So, your daughter masturbates and it’s freaking you out, huh? Guess what: Masturbating is normal at any age. It just plain feels good. And it’s actually a good idea.
There are certain ages where this behavior will peak. You can guess which ages those are, if you think about the ages at which kids are most self-involved. The preschool years and the young-mid-teen years are the true heights of existential existence. So for your 3-year-old (and for a 13-year-old), they live by the precept “If it feels good, do it.”
Should you be worried? No. Should you guide your child? Sure! This behavior is private. This is okay when you’re alone, in the bathroom, or your bedroom. This isn’t something to do with other people around.
The important point here is to teach your child discretion without teaching her shame. Learning about her body, what feels good, and what all the parts are for is an important step on the road to being a healthy young adult. You want her to someday be an adult who does not let someone else touch her in a way she doesn’t like. Teaching her both privacy and pride directly affect her ability to protect herself and advocate for herself in the future.
Will your kid be be “overly sexual” later? Masturbation does not lead to promiscuity. Earlier I said it’s a good idea. Why? Teens who (on anonymous surveys) give high scores for masturbation and comfort with themselves often delay sex with others. Perhaps this is because they can explore these feelings alone; perhaps it is because they can better communicate what they do and don’t want to do. Maybe it’s because sex for teens tends to be messy, embarrassing, often terrifying, and about 17 seconds from start to finish. The kids who can achieve orgasm alone may realize how much better it is!
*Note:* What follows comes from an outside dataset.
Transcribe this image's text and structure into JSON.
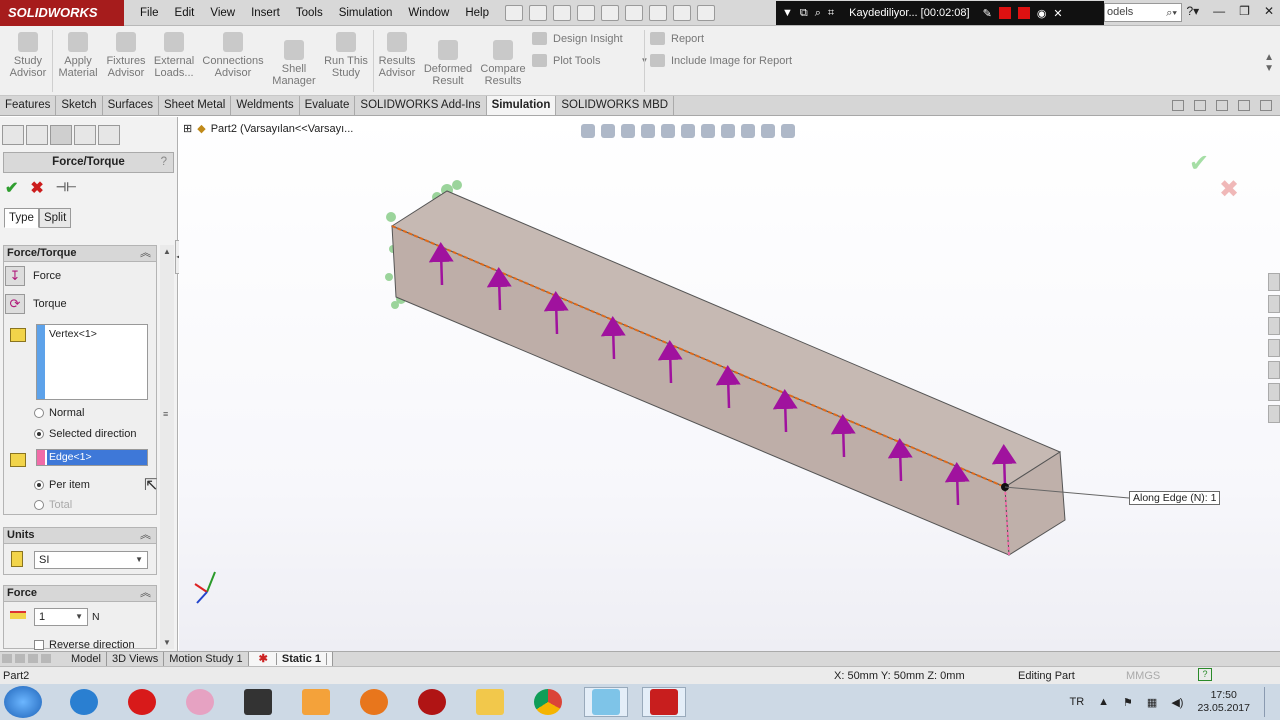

All kids have sexual and sensual feelings. We each have a drive to explore these feelings (or we would never have kids). Consider this: Would you rather your tween or teen try to satisfy these urges alone or with a friend? Many kids respond to their sex drive with experimentation. Having the knowledge and skills to satisfy their sexual hungers on their own can give them extra strength to avoid sexual situations they aren’t ready for. Pretending our children don’t have an inborn sexual drive will only increase their risk of bad outcomes later, like STDs and teen parenting.
Dr. Doom disclaimer: Children who suddenly become much more sexual at any age may be a victim of sexual abuse. This behavior usually represents itself in more than one way. Masturbating alone is not usually such an indicator. Children in this situation will often show behavior change as well, some becoming withdrawn or aggressive, behaving suddenly different toward men/teen boys. If you have any concerns about this, speak to your child’s doctor or seek out advocacy in your area.
Remember: Good parents can end up with a child who has been sexually abused by someone. Good parents ask and listen. Good parents look for the truth even if it is hard.